New Zealand mortality protection gap predicted to widen

Reinsurer discusses why New Zealanders are still underinsuring their resources

New Zealand mortality protection gap predicted to widen

Insurance News

By Ksenia Stepanova

New Zealanders may be significantly underinsuring their financial resources, according to a study conducted by Swiss Re, which has estimated that the ‘mortality protection gap’ for New Zealand households will rise to over $750 billion within the next 10 years.

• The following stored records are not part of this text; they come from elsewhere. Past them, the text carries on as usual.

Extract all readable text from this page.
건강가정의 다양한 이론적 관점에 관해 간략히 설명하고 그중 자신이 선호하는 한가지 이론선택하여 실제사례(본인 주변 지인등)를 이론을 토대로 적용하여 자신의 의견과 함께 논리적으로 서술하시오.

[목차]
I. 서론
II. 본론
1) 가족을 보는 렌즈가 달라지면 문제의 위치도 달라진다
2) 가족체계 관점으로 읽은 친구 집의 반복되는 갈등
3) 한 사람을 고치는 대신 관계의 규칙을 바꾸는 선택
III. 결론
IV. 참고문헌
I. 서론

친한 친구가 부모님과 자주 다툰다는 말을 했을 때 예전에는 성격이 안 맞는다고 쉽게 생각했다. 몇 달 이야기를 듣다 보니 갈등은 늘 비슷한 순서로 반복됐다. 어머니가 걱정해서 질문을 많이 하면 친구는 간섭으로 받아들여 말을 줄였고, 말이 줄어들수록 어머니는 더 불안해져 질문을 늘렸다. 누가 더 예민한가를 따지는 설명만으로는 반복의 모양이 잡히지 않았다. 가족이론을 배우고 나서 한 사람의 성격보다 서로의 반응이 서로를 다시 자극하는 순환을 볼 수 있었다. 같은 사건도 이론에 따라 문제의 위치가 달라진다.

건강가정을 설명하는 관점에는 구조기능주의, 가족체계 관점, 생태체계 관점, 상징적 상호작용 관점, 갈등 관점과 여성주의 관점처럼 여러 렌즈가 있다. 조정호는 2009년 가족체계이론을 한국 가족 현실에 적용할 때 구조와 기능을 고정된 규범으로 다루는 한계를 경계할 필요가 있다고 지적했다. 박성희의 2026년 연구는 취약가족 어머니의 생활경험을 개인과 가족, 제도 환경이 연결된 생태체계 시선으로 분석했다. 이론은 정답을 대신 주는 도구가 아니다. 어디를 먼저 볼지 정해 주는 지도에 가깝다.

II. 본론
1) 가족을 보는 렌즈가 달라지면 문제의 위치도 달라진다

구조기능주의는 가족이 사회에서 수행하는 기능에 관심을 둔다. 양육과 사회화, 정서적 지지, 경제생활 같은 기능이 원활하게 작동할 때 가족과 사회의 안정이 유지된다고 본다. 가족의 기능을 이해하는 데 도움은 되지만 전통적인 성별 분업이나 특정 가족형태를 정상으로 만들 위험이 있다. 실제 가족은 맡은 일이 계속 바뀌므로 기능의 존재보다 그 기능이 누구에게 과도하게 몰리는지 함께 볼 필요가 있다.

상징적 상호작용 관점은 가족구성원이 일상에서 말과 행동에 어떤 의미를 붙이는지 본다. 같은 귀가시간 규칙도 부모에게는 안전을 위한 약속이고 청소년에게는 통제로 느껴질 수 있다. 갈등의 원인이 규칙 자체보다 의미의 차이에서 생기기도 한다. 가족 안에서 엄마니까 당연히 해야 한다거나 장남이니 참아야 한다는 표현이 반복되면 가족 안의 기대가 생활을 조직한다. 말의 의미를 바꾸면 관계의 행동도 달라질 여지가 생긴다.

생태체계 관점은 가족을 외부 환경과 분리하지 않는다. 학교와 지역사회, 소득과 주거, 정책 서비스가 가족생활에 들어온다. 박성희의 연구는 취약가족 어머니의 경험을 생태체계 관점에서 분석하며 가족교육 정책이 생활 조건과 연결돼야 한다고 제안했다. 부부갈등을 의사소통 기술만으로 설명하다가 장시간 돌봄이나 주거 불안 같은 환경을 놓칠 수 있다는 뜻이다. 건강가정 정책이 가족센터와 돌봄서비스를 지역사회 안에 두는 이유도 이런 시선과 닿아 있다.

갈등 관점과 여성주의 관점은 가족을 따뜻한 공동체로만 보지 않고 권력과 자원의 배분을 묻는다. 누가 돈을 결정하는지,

The study, which looked at attitudes and behaviours towards life insurance, estimated that the protection gap was sitting at $640 billion in 2020, but is projected to widen substantially over the next decade due to rising consumption, and also a rise in debt levels.

Swiss Re noted that almost two thirds of New Zealand households have a protection gap of some degree, which is defined as the difference between the amount needed to sustain living expenses in the event of the primary earner’s death, and the household’s existing resources and protection.

Swiss Re divisional client executive and head of life & health in New Zealand Kresh Wright said that there have been a number of factors driving this protection gap, with the most significant factors being a lack of savings and assets, and an increase in ‘young households.’

“The Swiss Re methodology for this study was quite straightforward, and it essentially defined the ‘protection gap’ as the amount that would be needed to replace your income and to pay your household debts, and it also took into account any resources you have available to cover those two things - whether that’s savings, property, any other assets, and of course existing life insurance,” Wright said.

“In New Zealand, there are two angles to what has perhaps contributed to the protection gap. From a purely quantitative perspective, the gap here is really driven by a lack of financial resources.”

“That essentially means a lack of savings, assets and insurance,” Wright explained.

“The other interesting thing that we saw was that there is a slightly higher concentration of younger households with high-earning primary earners, and that essentially means that these people are at the beginning of their working lifetime, and they haven’t yet had a chance to build up their wealth.”

“From the perspective of the consumer, there is also a bit of a perception gap - that is, how much they think they need versus how much they actually need,” Wright added.

“But on the positive side, New Zealanders are actually very aware of their financial risks, and they know that they need protection. But the problem is that they underestimate how much they need, and that perception gap is really key.”

When it comes to bridging this gap, Wright said that both insurers and advisers have a vital role to play. She said that the figures present a ‘great opportunity’ for insurers to simplify their life products, and also to educate customers on how various aspects of insurance work to protect them.

“Our projections off the back of our survey do expect the gap to grow if nothing is done, and that’s because the amount of debt and consumption is unfortunately high in New Zealand, and it’s expected to be high going into the future,” Wright said.

“Life expectancy continues to increase, income continues to grow, and the overall population continues to grow, and these are all contributing factors.”

“Historically, advisers have been really important in how insurance is sold in New Zealand,” she explained.

“We believe the biggest opportunity here is to educate New Zealanders around the benefits of insurance, and how that can help to bridge this gap.”

“It’s also on the insurers themselves - there are a lot of products out there that do the job, but are really quite complicated,” Wright said.

“For the average Kiwi, it’s quite a big task to sit down and understand what a policy is all about, what triggers a claim event, all the different conditions, etc. There’s a big opportunity for insurers to look at developing much simpler products, and also products that can be tailored and personalised to individuals as they go through their life journey. Their protection needs will change over their lifetime, so it’s important that their policy can change along with that.”

Commenting on the results of the study, head of life & health in Australia and New Zealand Leigh Watson said that the COVID-19 crisis is as good a time as any for insurers to start thinking about these issues, and about how they can ensure a higher overall level of coverage across the population.

“As an industry, we have a role to play in assisting households to understand their financial exposure and there is no better time to do this than in response to the unfolding global health crisis,” Watson said.

“We, as life insurers, have a unique opportunity to ensure that our insurance offerings and benefits are sustainably designed and priced, providing value for our consumers and adequately reflecting underlying risks from unexpected events.”